Abstract Crops and cropping systems are characterised by complexity and variability. Complexity arises from inherently complex plant and soil processes combined in an almost infinite set of permutations and combinations associated with biotic and abiotic drivers that are inherently variable in both space and time. Modelling has evolved over the last 100 years as a means of describing and interpreting complex and variable performance and increasingly as a means of predicting likely performance in prescribed circumstances for better decision making. In this paper we reflect on the evolution of quantitative approaches to describing and predicting crop growth and cropping system performance. We begin with early mathematical descriptions of plant and crop growth and soil processes dating from the 1920′s to 1950′s. We explore the early crop models of the 60′s and 70′s and the more comprehensive crop-soil models of the 1970′s and 80′s. Cropping systems models with comprehensive systems management capabilities underpinned by a modular design began to gain currency in the 1990s.

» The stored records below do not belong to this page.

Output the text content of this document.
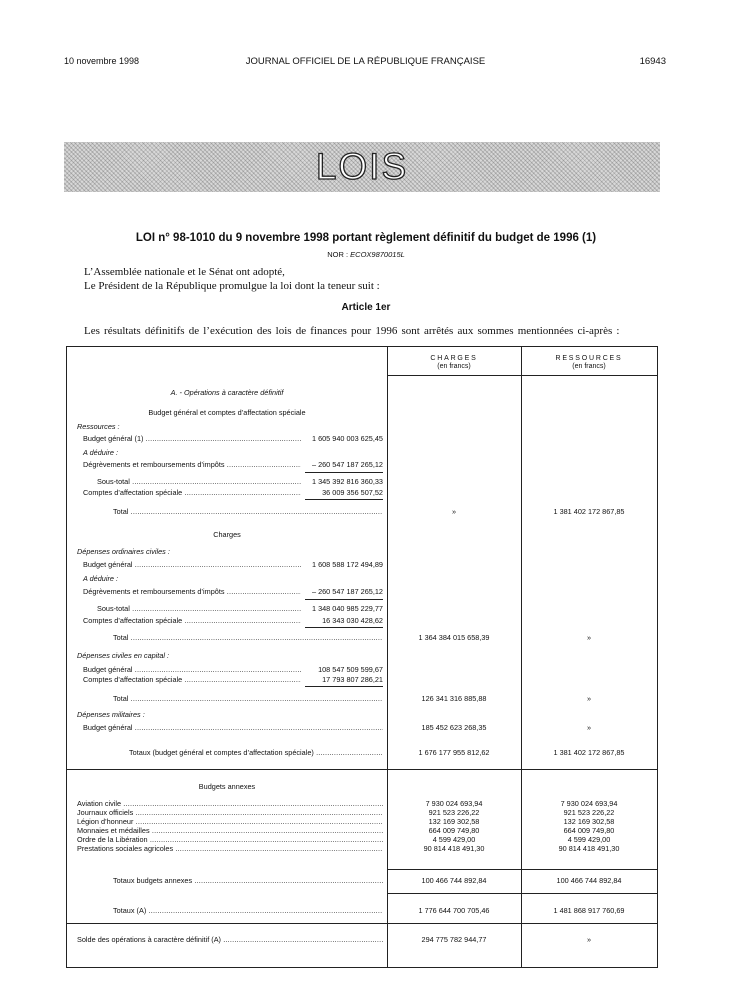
10 novembre 1998	JOURNAL OFFICIEL DE LA RÉPUBLIQUE FRANÇAISE	16943
LOIS
LOI n° 98-1010 du 9 novembre 1998 portant règlement définitif du budget de 1996 (1)
NOR : ECOX9870015L
L’Assemblée nationale et le Sénat ont adopté,
Le Président de la République promulgue la loi dont la teneur suit :
Article 1er
Les résultats définitifs de l’exécution des lois de finances pour 1996 sont arrêtés aux sommes mentionnées ci-après :
CHARGES
(en francs)
RESSOURCES
(en francs)
A. - Opérations à caractère définitif
Budget général et comptes d’affectation spéciale
Ressources :
Budget général (1) .....	1 605 940 003 625,45
A déduire :
Dégrèvements et remboursements d’impôts .....	– 260 547 187 265,12
Sous-total .....	1 345 392 816 360,33
Comptes d’affectation spéciale .....	36 009 356 507,52
Total .....	»	1 381 402 172 867,85
Charges
Dépenses ordinaires civiles :
Budget général .....	1 608 588 172 494,89
A déduire :
Dégrèvements et remboursements d’impôts .....	– 260 547 187 265,12
Sous-total .....	1 348 040 985 229,77
Comptes d’affectation spéciale .....	16 343 030 428,62
Total .....	1 364 384 015 658,39	»
Dépenses civiles en capital :
Budget général .....	108 547 509 599,67
Comptes d’affectation spéciale .....	17 793 807 286,21
Total .....	126 341 316 885,88	»
Dépenses militaires :
Budget général .....	185 452 623 268,35	»
Totaux (budget général et comptes d’affectation spéciale) .....	1 676 177 955 812,62	1 381 402 172 867,85
Budgets annexes
Aviation civile .....	7 930 024 693,94	7 930 024 693,94
Journaux officiels .....	921 523 226,22	921 523 226,22
Légion d’honneur .....	132 169 302,58	132 169 302,58
Monnaies et médailles .....	664 009 749,80	664 009 749,80
Ordre de la Libération .....	4 599 429,00	4 599 429,00
Prestations sociales agricoles .....	90 814 418 491,30	90 814 418 491,30
Totaux budgets annexes .....	100 466 744 892,84	100 466 744 892,84
Totaux (A) .....	1 776 644 700 705,46	1 481 868 917 760,69
Solde des opérations à caractère définitif (A) .....	294 775 782 944,77	»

Over this long period, the ambitions held by model-makers’ for model applications grew. We analysed the publication records of major cropping systems models to summarise the broad trends in model applications that emerged in the early 21st Century, based on the 60 years of development in the 20th Century. There was an “explosion” in publications on cropping systems models, with an eight fold increase from 2000 to 2015. In parallel, the application of models greatly expanded from approximately four areas in 2000 (agronomy, model development, climate change and methods) to more than 20 in 2015. However, despite this explosion and expansion there is little evidence in the literature that modelling was having an impact on farmers and policy makers. We conclude with an examination of the forces shaping cropping systems model development and application. Developments in data acquisition and model-data fusion may open the way for cropping systems models to have greater impact in real-world policy or practice settings, making a meaningful contribution to future agricultural productivity and sustainability.